Perhaps given your previous pro-regional views you might like to expand on how a region like the North East might stand to gain from an English Parliament dominated by the interests of London and the SE (i.e. the status quo), as I've yet to hear this explained by the pro-EPers ;)
It's a good question, and a fair one, given my past record of support for an elected North-East Assembly as the best way of tackling that region's economic and social problems.
Basically, the answer lies in the funding system used to allocate resources between the four constituent parts of the UK, known in Whitehall circles as the Barnett Formula.
Drawn up in the late 70s when Scotland, Wales and Northern Ireland were the most deprived parts of the UK, it awards each of them a higher proportion of spending than either their population or tax-take would otherwise merit, meaning spending-per-head levels are far higher in those areas.
In other words, taxpayers in England are currently subsidising the cost of providing a higher standard of public services in Scotland, Wales and Northern Ireland than is available in our own country.
Were an English Parliament to be set up, it would necessitate a fundamental review of the formula which would see all four nations and regions treated on the same basis.

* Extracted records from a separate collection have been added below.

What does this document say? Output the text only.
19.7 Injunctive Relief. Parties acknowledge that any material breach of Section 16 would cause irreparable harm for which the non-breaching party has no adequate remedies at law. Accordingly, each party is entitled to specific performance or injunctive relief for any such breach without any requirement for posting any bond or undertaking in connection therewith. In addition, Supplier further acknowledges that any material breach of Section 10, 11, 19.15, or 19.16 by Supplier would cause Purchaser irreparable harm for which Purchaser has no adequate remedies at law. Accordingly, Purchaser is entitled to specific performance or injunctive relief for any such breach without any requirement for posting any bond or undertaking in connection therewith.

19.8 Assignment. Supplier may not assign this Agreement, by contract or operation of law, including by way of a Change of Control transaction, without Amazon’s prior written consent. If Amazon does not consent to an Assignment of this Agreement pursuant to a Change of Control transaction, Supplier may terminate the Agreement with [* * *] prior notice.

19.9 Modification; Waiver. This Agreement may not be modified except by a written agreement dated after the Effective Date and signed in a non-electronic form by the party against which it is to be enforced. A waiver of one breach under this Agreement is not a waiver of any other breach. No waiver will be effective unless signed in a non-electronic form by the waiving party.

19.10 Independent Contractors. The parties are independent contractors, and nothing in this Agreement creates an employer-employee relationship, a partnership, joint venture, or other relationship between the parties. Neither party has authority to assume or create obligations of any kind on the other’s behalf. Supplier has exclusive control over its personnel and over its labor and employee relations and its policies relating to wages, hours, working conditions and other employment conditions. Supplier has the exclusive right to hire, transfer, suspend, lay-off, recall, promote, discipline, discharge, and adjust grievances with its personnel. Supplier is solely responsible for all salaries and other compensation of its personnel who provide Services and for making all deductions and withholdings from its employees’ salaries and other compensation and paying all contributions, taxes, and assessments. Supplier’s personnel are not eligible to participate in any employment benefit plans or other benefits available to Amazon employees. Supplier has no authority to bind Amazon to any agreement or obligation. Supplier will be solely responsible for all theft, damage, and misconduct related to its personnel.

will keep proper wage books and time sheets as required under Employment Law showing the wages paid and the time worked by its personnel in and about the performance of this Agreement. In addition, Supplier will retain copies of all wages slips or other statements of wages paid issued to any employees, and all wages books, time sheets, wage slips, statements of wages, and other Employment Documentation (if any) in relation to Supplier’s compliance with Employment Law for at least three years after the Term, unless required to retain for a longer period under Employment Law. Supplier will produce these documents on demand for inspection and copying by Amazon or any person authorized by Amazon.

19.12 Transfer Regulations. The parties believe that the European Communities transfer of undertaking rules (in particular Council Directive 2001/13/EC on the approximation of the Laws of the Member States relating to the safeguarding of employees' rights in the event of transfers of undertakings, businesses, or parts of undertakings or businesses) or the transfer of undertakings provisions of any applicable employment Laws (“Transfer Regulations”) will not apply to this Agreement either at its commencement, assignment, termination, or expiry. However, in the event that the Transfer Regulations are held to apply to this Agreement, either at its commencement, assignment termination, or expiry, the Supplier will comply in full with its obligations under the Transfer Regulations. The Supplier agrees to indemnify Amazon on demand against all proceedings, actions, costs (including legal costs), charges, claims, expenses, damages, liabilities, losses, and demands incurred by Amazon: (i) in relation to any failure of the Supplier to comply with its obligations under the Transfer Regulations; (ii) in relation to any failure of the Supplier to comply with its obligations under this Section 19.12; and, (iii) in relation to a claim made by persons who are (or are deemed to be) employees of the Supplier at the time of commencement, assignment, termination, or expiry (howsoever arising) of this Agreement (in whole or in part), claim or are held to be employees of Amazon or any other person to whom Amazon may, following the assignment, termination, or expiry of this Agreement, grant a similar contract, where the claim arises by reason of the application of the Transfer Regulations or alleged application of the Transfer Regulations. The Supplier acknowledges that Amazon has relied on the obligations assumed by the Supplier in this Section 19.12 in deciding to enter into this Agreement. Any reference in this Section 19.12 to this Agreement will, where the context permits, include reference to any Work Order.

The ending of cross-border subsidies would be worth approximately £2bn to England which, if redistributed pro-rata across the eight English regions, would boost government spending in the North-East by around £100m a year.
This may seem a relatively small sum in the context of regional spending overall, but in the North-East it would probably make the difference between being able to fund vital economic development projects such as the A1 dualling and not.
In my view the degree of hostility towards an English Parliament that undoubtedly exists in the North-East is largely down to a fear that it would be perpetually dominated by Tories rather than a clear-headed assessment of the potential economic benefits.
It is, however, at least arguable that the North-East does better out of Tory Governments, given that Labour has shown an alarming tendency over the years to take voters in that region for granted.